Opinion
February 2, 1928.
Benjamin Komarow, for the plaintiffs.
Thomas B. Dyett, for the defendant Maxwell Forteau.
Defendants in a mortgage foreclosure action who do not set up any equities against the plaintiff should not be allowed to litigate between themselves, before judgment, the question of their priorities of right in the funds, or their equities, but plaintiff should have the usual judgment. (2 Fiero Particular Actions and Proceedings [4th ed.], 1453; 1 Wiltsie Mort. Foreclosure [4th ed.], § 509, p. 665. See, also, Nauss v. Nauss Brothers Co., No. 2, 195 A.D. 328, 333.) The situation would doubtless be different if the action sought to foreclose a mechanic's lien rather than a mortgage. In that event the Lien Law (§ 45, as amd. by Laws of 1927, chap. 687) would be applicable. In Flaum v.
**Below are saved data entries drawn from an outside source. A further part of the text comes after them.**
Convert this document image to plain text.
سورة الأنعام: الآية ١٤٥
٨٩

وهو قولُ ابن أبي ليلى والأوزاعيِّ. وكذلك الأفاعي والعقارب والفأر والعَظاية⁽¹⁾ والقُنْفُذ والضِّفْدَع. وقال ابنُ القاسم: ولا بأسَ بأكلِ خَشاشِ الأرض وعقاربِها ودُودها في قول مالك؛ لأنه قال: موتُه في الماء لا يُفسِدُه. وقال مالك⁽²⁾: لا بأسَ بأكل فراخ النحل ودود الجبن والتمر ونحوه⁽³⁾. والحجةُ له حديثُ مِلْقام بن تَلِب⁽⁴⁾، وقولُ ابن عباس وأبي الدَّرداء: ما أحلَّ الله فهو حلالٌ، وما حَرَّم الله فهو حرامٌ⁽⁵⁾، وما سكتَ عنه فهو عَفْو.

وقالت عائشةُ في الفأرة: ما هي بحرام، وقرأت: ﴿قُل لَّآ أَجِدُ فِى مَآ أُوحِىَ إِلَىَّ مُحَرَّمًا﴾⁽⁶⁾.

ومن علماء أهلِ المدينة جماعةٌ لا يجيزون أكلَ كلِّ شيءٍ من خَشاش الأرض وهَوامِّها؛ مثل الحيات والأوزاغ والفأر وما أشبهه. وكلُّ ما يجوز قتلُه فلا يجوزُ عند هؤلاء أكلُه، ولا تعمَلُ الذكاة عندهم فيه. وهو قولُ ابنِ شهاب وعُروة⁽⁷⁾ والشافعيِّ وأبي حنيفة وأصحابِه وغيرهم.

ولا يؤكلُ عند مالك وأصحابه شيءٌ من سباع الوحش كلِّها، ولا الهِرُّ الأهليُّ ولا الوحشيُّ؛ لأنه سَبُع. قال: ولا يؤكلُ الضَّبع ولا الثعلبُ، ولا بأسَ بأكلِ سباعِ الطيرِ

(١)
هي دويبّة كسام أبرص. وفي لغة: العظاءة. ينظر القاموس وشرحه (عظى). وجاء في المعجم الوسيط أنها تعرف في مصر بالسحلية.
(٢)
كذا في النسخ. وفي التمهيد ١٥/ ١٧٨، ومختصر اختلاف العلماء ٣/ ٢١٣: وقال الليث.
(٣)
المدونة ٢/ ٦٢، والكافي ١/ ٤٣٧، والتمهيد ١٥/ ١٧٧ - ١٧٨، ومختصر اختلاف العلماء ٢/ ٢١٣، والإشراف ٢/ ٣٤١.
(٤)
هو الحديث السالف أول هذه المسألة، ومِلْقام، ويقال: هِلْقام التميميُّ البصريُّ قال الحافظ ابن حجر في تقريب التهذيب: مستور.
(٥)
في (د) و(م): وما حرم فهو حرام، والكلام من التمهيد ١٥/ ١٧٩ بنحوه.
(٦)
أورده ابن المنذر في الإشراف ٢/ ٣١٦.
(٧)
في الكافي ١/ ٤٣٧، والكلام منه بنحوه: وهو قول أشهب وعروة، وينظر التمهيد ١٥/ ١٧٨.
Picarreto ( 226 N.Y. 468), though the action was to foreclose a mortgage, one of the defendant lienors not only asked that the validity and priority of liens between the defendants be determined, but also attacked plaintiff's mortgage as void. In such a case plaintiff's right to a judgment of foreclosure was of course affected and the service of cross-answers by the defendants was proper. The counterclaim here asserted in no way involves plaintiffs' cause of action and the motion to strike out is, therefore, granted. Order signed.